MünchenDieses Wochenende ist Pause, die Formel Eins gönnt sich eine kurze Auszeit, es findet kein Rennen statt. Bernie Ecclestone freilich kommt dennoch nicht zur Ruhe. In München muss sich der Chef der Rennserie an diesem Freitag erneut vor Gericht verantworten. Es ist der zweite Tag in dem spektakulären Bestechungsprozess gegen den Briten, und wie schon zum Auftakt vorige Woche verfolgt der 83-Jährige das Geschehen hoch konzentriert und interessiert. Dabei ist die Vernehmung der ersten Zeugen eine echte Geduldsprobe für alle Beteiligten.

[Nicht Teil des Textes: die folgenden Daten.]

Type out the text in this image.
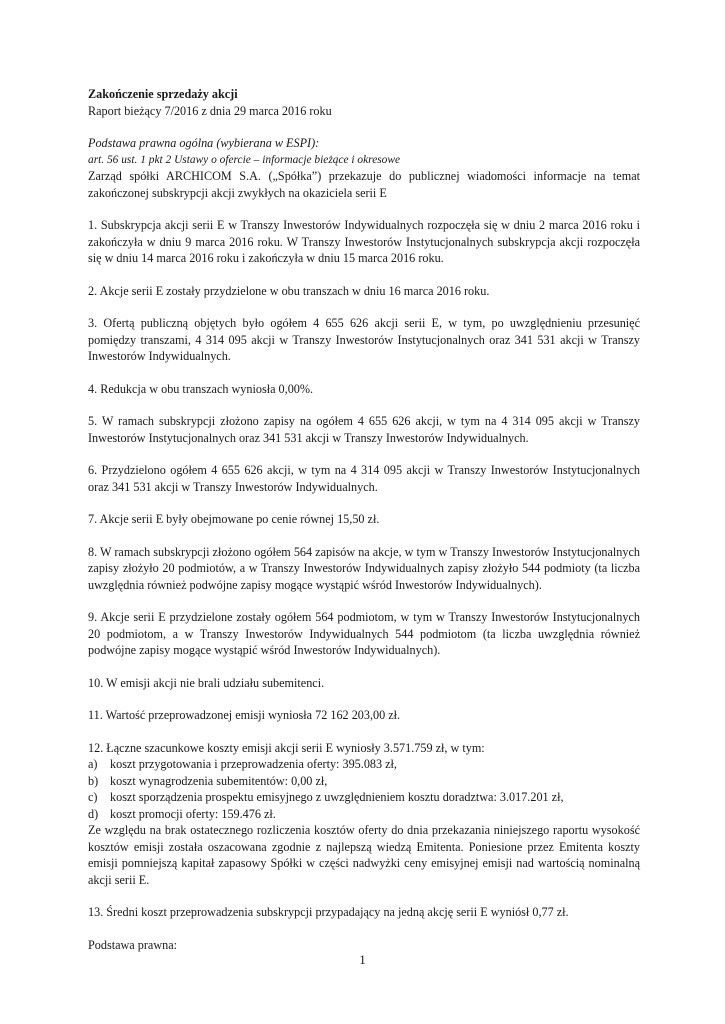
Zakończenie sprzedaży akcji

Raport bieżący 7/2016 z dnia 29 marca 2016 roku

Podstawa prawna ogólna (wybierana w ESPI):

art. 56 ust. 1 pkt 2 Ustawy o ofercie – informacje bieżące i okresowe

Zarząd spółki ARCHICOM S.A. („Spółka”) przekazuje do publicznej wiadomości informacje na temat zakończonej subskrypcji akcji zwykłych na okaziciela serii E

1. Subskrypcja akcji serii E w Transzy Inwestorów Indywidualnych rozpoczęła się w dniu 2 marca 2016 roku i zakończyła w dniu 9 marca 2016 roku. W Transzy Inwestorów Instytucjonalnych subskrypcja akcji rozpoczęła się w dniu 14 marca 2016 roku i zakończyła w dniu 15 marca 2016 roku.
2. Akcje serii E zostały przydzielone w obu transzach w dniu 16 marca 2016 roku.
3. Ofertą publiczną objętych było ogółem 4 655 626 akcji serii E, w tym, po uwzględnieniu przesunięć pomiędzy transzami, 4 314 095 akcji w Transzy Inwestorów Instytucjonalnych oraz 341 531 akcji w Transzy Inwestorów Indywidualnych.
4. Redukcja w obu transzach wyniosła 0,00%.
5. W ramach subskrypcji złożono zapisy na ogółem 4 655 626 akcji, w tym na 4 314 095 akcji w Transzy Inwestorów Instytucjonalnych oraz 341 531 akcji w Transzy Inwestorów Indywidualnych.
6. Przydzielono ogółem 4 655 626 akcji, w tym na 4 314 095 akcji w Transzy Inwestorów Instytucjonalnych oraz 341 531 akcji w Transzy Inwestorów Indywidualnych.
7. Akcje serii E były obejmowane po cenie równej 15,50 zł.
8. W ramach subskrypcji złożono ogółem 564 zapisów na akcje, w tym w Transzy Inwestorów Instytucjonalnych zapisy złożyło 20 podmiotów, a w Transzy Inwestorów Indywidualnych zapisy złożyło 544 podmioty (ta liczba uwzględnia również podwójne zapisy mogące wystąpić wśród Inwestorów Indywidualnych).
9. Akcje serii E przydzielone zostały ogółem 564 podmiotom, w tym w Transzy Inwestorów Instytucjonalnych 20 podmiotom, a w Transzy Inwestorów Indywidualnych 544 podmiotom (ta liczba uwzględnia również podwójne zapisy mogące wystąpić wśród Inwestorów Indywidualnych).
10. W emisji akcji nie brali udziału subemitenci.
11. Wartość przeprowadzonej emisji wyniosła 72 162 203,00 zł.

12. Łączne szacunkowe koszty emisji akcji serii E wyniosły 3.571.759 zł, w tym:

a)	koszt przygotowania i przeprowadzenia oferty: 395.083 zł,
b) koszt wynagrodzenia subemitentów: 0,00 zł,
c)	koszt sporządzenia prospektu emisyjnego z uwzględnieniem kosztu doradztwa: 3.017.201 zł,
d) koszt promocji oferty: 159.476 zł.

Ze względu na brak ostatecznego rozliczenia kosztów oferty do dnia przekazania niniejszego raportu wysokość kosztów emisji została oszacowana zgodnie z najlepszą wiedzą Emitenta. Poniesione przez Emitenta koszty emisji pomniejszą kapitał zapasowy Spółki w części nadwyżki ceny emisyjnej emisji nad wartością nominalną akcji serii E.

13. Średni koszt przeprowadzenia subskrypcji przypadający na jedną akcję serii E wyniósł 0,77 zł.
Podstawa prawna:
1
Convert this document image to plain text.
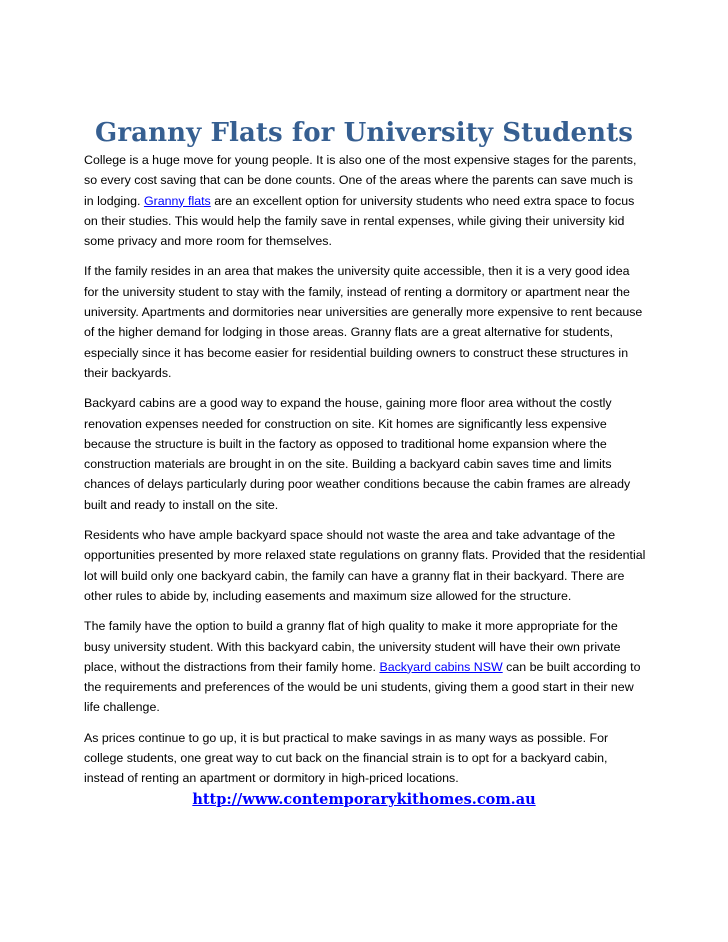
Granny Flats for University Students

College is a huge move for young people. It is also one of the most expensive stages for the parents, so every cost saving that can be done counts. One of the areas where the parents can save much is in lodging. Granny flats are an excellent option for university students who need extra space to focus on their studies. This would help the family save in rental expenses, while giving their university kid some privacy and more room for themselves.

If the family resides in an area that makes the university quite accessible, then it is a very good idea for the university student to stay with the family, instead of renting a dormitory or apartment near the university. Apartments and dormitories near universities are generally more expensive to rent because of the higher demand for lodging in those areas. Granny flats are a great alternative for students, especially since it has become easier for residential building owners to construct these structures in their backyards.

Backyard cabins are a good way to expand the house, gaining more floor area without the costly renovation expenses needed for construction on site. Kit homes are significantly less expensive because the structure is built in the factory as opposed to traditional home expansion where the construction materials are brought in on the site. Building a backyard cabin saves time and limits chances of delays particularly during poor weather conditions because the cabin frames are already built and ready to install on the site.

Residents who have ample backyard space should not waste the area and take advantage of the opportunities presented by more relaxed state regulations on granny flats. Provided that the residential lot will build only one backyard cabin, the family can have a granny flat in their backyard. There are other rules to abide by, including easements and maximum size allowed for the structure.

The family have the option to build a granny flat of high quality to make it more appropriate for the busy university student. With this backyard cabin, the university student will have their own private place, without the distractions from their family home. Backyard cabins NSW can be built according to the requirements and preferences of the would be uni students, giving them a good start in their new life challenge.

As prices continue to go up, it is but practical to make savings in as many ways as possible. For college students, one great way to cut back on the financial strain is to opt for a backyard cabin, instead of renting an apartment or dormitory in high-priced locations.

http://www.contemporarykithomes.com.au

Die Münchener Staatsanwaltschaft wirft dem Unternehmer Bestechung und Anstiftung zur Untreue in einem besonders schweren Fall vor. Den Strafverfolgern zufolge soll Ecclestone dem bayerischen Banker Gerhard Gribkowsky 44 Millionen Dollar gezahlt haben. Der ehemalige Vorstand der Bayern LB sollte im Gegenzug dafür sorgen, dass die Formel Eins im Jahr 2006 an Ecclestones Wunschpartner CVC verkauft wird. So wollte der Engländer den Juristen zufolge seine Macht in der Rennserie erhalten.

Die Zahlung selbst ist unstrittig. Doch der Angeklagte bestreitet die Bestechungsvorwürfe, er sieht sich vielmehr als Erpressungsopfer. Das Gericht muss nun klären, für was die Millionen denn nun flossen: Als Bestechungsgeld, wegen Erpressung, oder war es am Ende sogar der Lohn für Beratungsleistungen?

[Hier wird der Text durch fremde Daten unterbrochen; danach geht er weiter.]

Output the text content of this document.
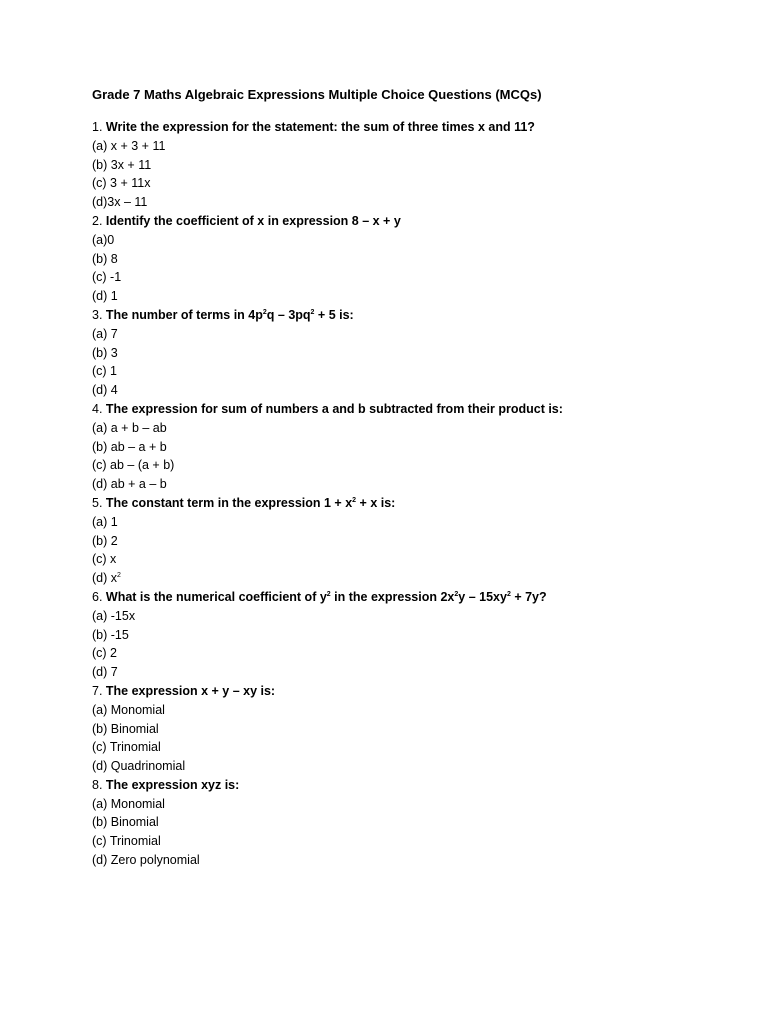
Grade 7 Maths Algebraic Expressions Multiple Choice Questions (MCQs)
1. Write the expression for the statement: the sum of three times x and 11?
(a) x + 3 + 11
(b) 3x + 11
(c) 3 + 11x
(d)3x – 11
2. Identify the coefficient of x in expression 8 – x + y
(a)0
(b) 8
(c) -1
(d) 1
3. The number of terms in $4p^2q - 3pq^2 + 5$ is:
(a) 7
(b) 3
(c) 1
(d) 4
4. The expression for sum of numbers a and b subtracted from their product is:
(a) a + b – ab
(b) ab – a + b
(c) ab – (a + b)
(d) ab + a – b
5. The constant term in the expression $1 + x^2 + x$ is:
(a) 1
(b) 2
(c) x
(d) $x^2$
6. What is the numerical coefficient of $y^2$ in the expression $2x^2y - 15xy^2 + 7y$?
(a) -15x
(b) -15
(c) 2
(d) 7
7. The expression x + y – xy is:
(a) Monomial
(b) Binomial
(c) Trinomial
(d) Quadrinomial
8. The expression xyz is:
(a) Monomial
(b) Binomial
(c) Trinomial
(d) Zero polynomial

An diesem Freitag schweigt der Unternehmer Ecclestone. Am Morgen berichtet stattdessen zunächst die Staatsanwältin Hildegard Bäumler-Hösl von einer Befragung des Angeklagten im Zuge der Ermittlungen gegen Gribkowsky. Sie schildert über eine Stunde lang, wie Ecclestone sein Gegenüber aus München als dreist und anmaßend empfand. Der Brite habe von „Blackmail“ gesprochen, also von Erpressung durch den Landesbanker. Dabei sei er aber sehr vage in seinen Ausführungen geblieben. „Wir haben versucht das herauszuarbeiten, aber es ist uns nicht genauer gelungen", erklärte die Juristin.